Identification of transcription start sites for nanI and nanJ by primer extension experiments

To identify the promoters of nanI and nanJ, primer extension analysis was done with RNA extracted from strain 13 growing with or without Neu5Ac as a carbon source. We identified three 5’ transcription start sites that may represent promoters in the region upstream of the nanI gene (Fig 5A). The 5’-ends were located 66, 163, and 308 bp upstream of the start of the nanI coding sequence. In addition, all of these transcripts were induced by the presence of Neu5Ac in the growth medium (Fig 5A), suggesting that Neu5Ac acts as an inducer or derepressor of nanI transcription.
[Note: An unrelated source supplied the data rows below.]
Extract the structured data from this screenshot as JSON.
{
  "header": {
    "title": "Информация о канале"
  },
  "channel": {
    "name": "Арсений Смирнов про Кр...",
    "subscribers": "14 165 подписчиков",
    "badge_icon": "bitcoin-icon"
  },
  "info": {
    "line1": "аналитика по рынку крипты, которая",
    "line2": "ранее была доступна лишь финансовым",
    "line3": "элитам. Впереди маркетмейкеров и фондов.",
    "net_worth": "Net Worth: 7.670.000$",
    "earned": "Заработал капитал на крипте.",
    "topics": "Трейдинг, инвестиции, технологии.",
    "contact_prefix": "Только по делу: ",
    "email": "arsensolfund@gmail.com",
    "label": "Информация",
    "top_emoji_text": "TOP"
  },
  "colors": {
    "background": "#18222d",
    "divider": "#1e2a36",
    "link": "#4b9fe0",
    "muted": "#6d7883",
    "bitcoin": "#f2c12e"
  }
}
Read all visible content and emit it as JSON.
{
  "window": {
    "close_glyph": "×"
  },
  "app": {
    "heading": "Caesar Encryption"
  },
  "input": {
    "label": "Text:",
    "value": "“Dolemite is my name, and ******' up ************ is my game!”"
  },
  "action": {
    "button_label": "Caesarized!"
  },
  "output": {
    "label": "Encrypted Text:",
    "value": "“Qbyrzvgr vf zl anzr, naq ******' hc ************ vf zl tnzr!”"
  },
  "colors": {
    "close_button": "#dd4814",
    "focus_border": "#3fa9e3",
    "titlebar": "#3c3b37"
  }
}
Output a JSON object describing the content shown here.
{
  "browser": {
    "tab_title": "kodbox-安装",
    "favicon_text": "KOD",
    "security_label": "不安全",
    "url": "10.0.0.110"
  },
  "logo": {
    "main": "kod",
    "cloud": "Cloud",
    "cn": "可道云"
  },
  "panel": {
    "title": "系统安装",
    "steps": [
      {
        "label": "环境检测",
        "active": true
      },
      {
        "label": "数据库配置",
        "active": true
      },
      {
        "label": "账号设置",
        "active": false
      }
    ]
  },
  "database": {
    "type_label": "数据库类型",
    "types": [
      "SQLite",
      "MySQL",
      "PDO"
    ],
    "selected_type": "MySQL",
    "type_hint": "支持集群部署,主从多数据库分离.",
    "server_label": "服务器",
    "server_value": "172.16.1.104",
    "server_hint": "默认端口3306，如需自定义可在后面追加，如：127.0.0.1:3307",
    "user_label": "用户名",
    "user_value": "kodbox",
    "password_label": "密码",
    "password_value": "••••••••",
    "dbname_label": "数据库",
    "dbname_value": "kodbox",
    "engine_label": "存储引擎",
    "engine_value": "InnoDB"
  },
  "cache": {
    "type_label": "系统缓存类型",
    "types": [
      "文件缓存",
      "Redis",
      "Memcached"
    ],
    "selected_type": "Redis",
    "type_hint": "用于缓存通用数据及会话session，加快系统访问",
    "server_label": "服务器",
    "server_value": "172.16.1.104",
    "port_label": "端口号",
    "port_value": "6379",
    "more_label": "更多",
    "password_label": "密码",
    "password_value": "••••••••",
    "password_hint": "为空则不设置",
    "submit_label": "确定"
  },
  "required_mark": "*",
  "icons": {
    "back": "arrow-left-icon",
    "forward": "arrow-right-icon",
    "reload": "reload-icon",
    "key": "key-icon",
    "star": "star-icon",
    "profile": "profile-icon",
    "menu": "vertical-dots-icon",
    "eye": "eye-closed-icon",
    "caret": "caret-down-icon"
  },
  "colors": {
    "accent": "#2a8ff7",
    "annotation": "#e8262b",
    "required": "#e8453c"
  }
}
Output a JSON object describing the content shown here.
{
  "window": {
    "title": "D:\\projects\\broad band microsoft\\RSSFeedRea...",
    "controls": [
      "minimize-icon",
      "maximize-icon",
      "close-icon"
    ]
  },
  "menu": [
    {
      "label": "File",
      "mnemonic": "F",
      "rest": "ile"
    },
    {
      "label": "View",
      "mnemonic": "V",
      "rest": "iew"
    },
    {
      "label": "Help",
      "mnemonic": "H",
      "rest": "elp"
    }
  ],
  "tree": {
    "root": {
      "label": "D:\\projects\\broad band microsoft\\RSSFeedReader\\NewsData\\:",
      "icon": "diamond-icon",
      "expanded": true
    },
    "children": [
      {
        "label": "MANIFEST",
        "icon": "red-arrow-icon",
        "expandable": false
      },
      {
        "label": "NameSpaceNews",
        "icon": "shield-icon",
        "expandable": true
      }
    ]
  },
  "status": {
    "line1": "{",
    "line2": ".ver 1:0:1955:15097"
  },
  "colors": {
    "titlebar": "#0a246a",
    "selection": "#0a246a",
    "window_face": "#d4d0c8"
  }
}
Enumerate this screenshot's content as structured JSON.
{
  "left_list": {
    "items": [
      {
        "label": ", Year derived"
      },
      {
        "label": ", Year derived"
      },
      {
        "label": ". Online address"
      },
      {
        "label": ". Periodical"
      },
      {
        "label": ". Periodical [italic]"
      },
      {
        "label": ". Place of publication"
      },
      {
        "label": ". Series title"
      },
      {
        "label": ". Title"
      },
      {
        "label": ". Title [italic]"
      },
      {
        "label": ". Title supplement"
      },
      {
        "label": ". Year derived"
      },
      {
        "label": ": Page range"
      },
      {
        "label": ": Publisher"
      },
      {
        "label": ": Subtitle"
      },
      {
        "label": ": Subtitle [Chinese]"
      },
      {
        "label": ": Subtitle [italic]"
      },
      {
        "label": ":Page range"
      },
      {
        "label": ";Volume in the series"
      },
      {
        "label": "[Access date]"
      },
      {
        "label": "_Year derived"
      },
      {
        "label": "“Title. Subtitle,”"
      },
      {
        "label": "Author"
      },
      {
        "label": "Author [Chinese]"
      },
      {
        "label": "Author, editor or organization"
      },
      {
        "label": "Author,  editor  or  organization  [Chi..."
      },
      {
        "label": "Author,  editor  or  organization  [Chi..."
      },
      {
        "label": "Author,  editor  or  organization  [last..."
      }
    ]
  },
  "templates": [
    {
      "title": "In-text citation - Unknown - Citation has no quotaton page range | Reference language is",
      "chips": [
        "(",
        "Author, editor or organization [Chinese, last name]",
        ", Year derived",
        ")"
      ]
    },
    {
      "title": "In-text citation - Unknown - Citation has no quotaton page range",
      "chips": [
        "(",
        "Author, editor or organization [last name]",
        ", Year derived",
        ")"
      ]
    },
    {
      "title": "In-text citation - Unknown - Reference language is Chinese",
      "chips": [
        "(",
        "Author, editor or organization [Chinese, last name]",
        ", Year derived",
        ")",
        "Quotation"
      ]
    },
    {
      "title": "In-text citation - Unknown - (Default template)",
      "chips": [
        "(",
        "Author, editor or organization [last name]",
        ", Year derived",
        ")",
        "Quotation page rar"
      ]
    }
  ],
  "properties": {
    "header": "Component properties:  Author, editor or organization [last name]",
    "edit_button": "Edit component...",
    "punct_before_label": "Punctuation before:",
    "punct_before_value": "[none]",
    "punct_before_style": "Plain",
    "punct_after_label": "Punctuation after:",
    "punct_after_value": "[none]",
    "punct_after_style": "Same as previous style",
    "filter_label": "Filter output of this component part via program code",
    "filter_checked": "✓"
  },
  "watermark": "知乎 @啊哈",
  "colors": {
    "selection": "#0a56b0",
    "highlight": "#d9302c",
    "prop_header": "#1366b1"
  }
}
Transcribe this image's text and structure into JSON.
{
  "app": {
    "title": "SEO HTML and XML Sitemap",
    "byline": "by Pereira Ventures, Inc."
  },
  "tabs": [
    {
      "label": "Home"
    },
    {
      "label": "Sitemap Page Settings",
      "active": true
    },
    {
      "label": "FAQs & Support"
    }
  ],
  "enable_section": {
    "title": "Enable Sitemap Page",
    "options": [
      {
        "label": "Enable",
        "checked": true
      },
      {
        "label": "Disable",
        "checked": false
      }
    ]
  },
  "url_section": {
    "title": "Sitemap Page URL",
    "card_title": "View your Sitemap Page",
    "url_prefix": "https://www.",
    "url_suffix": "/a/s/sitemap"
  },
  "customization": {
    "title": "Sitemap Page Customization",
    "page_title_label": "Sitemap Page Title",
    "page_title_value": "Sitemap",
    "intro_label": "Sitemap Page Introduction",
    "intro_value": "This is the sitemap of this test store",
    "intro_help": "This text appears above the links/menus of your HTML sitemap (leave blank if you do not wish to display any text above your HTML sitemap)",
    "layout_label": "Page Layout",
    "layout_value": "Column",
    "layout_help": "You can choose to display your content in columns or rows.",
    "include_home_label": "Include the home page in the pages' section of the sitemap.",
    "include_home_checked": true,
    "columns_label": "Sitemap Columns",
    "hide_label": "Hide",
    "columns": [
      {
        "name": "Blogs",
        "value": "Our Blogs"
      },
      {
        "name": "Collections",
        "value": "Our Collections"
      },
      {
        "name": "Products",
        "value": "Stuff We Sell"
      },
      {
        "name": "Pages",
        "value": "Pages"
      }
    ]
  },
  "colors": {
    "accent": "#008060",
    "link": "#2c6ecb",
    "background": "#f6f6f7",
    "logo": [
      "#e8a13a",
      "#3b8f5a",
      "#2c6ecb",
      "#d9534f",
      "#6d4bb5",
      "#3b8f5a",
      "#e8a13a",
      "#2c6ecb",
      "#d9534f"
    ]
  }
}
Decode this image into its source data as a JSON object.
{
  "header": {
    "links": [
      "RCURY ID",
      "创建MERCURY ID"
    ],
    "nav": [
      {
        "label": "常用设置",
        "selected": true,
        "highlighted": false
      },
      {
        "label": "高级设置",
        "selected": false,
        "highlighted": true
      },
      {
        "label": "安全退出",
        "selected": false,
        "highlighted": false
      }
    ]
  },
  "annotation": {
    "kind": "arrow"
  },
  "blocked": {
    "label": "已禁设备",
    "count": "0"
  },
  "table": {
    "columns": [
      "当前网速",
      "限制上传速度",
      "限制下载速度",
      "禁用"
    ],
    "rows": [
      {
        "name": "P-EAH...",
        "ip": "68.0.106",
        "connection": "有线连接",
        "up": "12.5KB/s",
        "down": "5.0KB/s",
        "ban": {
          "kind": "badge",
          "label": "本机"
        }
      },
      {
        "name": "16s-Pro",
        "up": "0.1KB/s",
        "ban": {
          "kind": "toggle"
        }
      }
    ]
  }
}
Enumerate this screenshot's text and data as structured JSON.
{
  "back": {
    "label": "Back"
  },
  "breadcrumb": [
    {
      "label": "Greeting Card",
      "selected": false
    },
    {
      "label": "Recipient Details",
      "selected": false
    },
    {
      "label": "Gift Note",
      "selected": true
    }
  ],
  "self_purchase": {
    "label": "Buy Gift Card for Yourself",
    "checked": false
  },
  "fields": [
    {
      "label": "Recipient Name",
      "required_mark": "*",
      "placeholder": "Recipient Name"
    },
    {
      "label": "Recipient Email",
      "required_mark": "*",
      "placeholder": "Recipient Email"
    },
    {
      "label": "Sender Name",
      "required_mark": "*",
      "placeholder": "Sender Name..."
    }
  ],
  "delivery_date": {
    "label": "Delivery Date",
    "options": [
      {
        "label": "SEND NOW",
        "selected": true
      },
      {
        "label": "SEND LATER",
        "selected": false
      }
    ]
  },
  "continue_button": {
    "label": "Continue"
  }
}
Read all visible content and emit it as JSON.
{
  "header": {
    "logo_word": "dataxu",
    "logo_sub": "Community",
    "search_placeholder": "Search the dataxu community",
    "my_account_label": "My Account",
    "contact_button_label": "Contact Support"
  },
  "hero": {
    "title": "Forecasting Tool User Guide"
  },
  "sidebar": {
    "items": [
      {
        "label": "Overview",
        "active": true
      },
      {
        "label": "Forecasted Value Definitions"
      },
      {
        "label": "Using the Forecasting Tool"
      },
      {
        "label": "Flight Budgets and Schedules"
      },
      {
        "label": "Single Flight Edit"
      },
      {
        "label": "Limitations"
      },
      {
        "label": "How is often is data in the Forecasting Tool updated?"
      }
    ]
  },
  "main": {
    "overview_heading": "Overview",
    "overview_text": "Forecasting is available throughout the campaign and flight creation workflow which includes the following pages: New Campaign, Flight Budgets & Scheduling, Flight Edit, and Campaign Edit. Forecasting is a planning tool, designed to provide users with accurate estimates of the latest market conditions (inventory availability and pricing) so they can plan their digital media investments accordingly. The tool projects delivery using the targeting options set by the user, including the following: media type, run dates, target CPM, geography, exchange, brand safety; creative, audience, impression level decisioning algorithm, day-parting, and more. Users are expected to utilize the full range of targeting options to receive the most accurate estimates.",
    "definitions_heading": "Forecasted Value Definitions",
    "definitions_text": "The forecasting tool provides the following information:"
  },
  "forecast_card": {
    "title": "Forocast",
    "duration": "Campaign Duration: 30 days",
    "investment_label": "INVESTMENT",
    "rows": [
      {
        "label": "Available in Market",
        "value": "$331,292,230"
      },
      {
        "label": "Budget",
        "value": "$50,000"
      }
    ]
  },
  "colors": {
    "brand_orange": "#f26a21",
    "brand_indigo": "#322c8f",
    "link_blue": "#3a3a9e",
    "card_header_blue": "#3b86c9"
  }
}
Fig 5. Identification of transcription starts sites upstream of nanI and nanJ.

Fig 5

(A). Primer extension results on RNA isolated from C. perfringens strain 13 using a primer specific for nanI mRNA. The cells were grown on PY (-) or PY plus 1 mg/ml Neu5Ac (+). The GATC lanes show the results of sequencing using the same primer used for the primer extension experiments. The arrows labeled P1, P2, and P3 indicate the position of the putative start sites. The location of P1, P2, P3 and conserved 14 bp elements are shown in the nanI promoter sequence. (B). Primer extension results for nanJ from C. perfringens strain 13. The graph shows peak fluorescence of the 5’- 6 FAM labeled RT-PCR product for nanJ. Numbers below each peak indicate the length of the product and the peaks on the bottom line show the location of size standards used to estimate the length of the transcripts. The cells were grown on PY (-SA) or PY plus 1 mg/ml Neu5Ac (+SA). The location of P1, P2 and a conserved 14 bp element are shown in the nanJ promoter sequence.

For nanJ, detection of transcripts labeled with the 6-FAM fluorescently tagged primer yielded two peaks, indicating transcripts of 117-bp and 177-bp in length (Fig 5B). These two products indicated that nanJ may have two promoters with transcription start sites located 86-bp upstream (P1) and 146-bp upstream (P2) of the nanJ start codon (Fig 5B). In contrast to nanI, the levels of nanJ transcript did not change in the presence of Neu5Ac in the growth medium, as seen in the peak areas of the respective transcripts (Fig 5B).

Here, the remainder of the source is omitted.